Service and social justice drive student's health care aspirations

Contact: Erin Flynn
A portrait of Sierra Ward.

Sierra Ward is an incoming freshman interested in pursuing a degree in public health.

KALAMAZOO, Mich.—From police officer to doctor to pharmacist, Sierra Ward's career aspirations have evolved with her life experiences.

"I've always been passionate about so much," says the Loy Norrix High School graduate. As a member of the Merze Tate Explorers—an organization that honors the legacy of Dr. Merze Tate, a renowned scholar, educator, writer, world traveler and Western Michigan University alumna—Ward has had the opportunity to interview successful women in a number of career fields and explore the world, traveling to such places as Japan, Europe, Canada and Washington, D.C.

With all of her globetrotting, Ward has decided the best place to develop her passion into purpose is at Tate's alma mater in her hometown of Kalamazoo, Michigan. A fourth generation Bronco, she admits she initially thought about bucking the family tradition when it came to college.

"Western won me over because there are so many different programs to choose from," Ward says. "I've chosen public health as my major, but I'm interested in so many things and I don't want to get trapped if I find something else that interests me. Western has a lot of other majors."

Public health is a field she didn't know much about until recently—not many people did before the emergence of the COVID-19 pandemic, when Dr. Anthony Fauci became a household name. As the global health crisis magnified disparities in access to health care, Ward found her calling.

"I started looking at mortality rates and why certain people of one race or one gender or one economic standing are dying or getting sicker faster than others. What does their home life look like? Do they have transportation? Are they eating a healthy diet?" she says. "I'm really interested in making the health care system more equitable for everyone, and there's so much you can do in public health."

Driven to Serve

Sierra Ward sits at the bottom of a staircase.

Ward is graduating from Loy Norrix High School in Kalamazoo, Michigan.
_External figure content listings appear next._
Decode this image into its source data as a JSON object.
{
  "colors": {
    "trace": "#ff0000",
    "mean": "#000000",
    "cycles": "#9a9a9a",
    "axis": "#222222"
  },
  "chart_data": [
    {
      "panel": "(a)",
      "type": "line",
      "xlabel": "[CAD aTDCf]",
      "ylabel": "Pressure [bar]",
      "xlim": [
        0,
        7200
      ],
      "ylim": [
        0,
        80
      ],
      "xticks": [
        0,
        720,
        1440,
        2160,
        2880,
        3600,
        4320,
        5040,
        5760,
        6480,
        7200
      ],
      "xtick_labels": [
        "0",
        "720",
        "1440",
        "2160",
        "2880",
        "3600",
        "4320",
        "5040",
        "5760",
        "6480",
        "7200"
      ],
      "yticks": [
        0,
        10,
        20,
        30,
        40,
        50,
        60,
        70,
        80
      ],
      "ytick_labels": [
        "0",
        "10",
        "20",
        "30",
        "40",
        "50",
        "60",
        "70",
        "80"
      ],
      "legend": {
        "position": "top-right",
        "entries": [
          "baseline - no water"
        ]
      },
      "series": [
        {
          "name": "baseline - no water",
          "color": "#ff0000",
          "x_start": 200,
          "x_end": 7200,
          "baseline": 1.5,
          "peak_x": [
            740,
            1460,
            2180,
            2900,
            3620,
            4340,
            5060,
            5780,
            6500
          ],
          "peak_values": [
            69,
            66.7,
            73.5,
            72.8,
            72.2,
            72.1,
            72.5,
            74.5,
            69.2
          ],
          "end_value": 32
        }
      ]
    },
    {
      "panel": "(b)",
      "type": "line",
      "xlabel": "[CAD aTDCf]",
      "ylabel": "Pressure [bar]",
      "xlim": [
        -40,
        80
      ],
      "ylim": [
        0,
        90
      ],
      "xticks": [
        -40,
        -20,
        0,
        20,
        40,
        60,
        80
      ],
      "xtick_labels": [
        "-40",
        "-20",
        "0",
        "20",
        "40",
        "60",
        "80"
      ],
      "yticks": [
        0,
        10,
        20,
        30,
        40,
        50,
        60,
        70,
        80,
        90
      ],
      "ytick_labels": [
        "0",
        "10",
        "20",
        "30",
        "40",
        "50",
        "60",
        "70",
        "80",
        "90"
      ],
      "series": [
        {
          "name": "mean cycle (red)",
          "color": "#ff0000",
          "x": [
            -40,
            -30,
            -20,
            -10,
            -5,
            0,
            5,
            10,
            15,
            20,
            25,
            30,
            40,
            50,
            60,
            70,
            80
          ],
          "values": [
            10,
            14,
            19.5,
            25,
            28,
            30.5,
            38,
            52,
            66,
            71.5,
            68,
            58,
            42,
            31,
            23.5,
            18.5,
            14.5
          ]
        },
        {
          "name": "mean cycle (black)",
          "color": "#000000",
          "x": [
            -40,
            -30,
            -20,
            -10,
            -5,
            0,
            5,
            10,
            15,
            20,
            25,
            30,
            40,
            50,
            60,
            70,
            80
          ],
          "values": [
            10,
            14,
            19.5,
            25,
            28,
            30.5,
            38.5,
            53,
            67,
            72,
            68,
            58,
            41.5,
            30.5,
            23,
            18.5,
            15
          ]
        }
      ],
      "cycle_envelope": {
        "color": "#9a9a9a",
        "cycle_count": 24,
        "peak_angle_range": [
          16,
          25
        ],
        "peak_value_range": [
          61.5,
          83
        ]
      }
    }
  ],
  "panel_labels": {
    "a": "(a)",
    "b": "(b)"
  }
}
Completing an EMT certification course through the Kalamazoo Regional Educational Service Agency's Education for Employment program, Ward has witnessed the barriers hindering access to health care. She's also seen the impact outreach can have by engaging in community service.

"I think I get more benefit from helping people than the people who I'm helping," says Ward, president of her high school's Interact Club, which is focused on volunteerism. "Our motto is 'Service above self,' so I like to take the initiative to think about how I can help someone instead of how I can be helped."

Ward's most extensive service project earned her the Girl Scouts Gold Award—the organization's highest honor. She spent hundreds of hours last year making inspirational bookmarks for all graduating seniors in Kalamazoo Public Schools as well as seniors in nursing homes and hospitals, looking to shine a light of hope in a difficult year.

"I had a lot of family who were sick and passed away during the COVID-19 pandemic, and this project was kind of in their honor," she says. "I had a lot of friends graduating last year who didn't get a traditional graduation, and then senior citizens weren’t allowed to have visitors in nursing homes and hospitals because of COVID-19. So, I made the bookmarks to try to lift everyone's spirits."

Ward is looking forward to inspiring the next generation of Girl Scouts, preparing to lead her own troop this fall. Her commitment to leading by example got the attention of the Kalamazoo City Commission, which honored her with a 2021 Social Justice Youth Award for exemplifying the values of Dr. Martin Luther King Jr. through community service and volunteerism.

On top of academics and community service, she is excited to get involved on the Western campus. She hopes to join the choir, the Black Student Union and Alpha Kappa Alpha Sorority Inc.—an organization Merze Tate was part of, as well.

"I think it's really important, especially as a woman, especially as a Black woman, to try to continue that legacy and break generational curses and set your family and your community on the right track."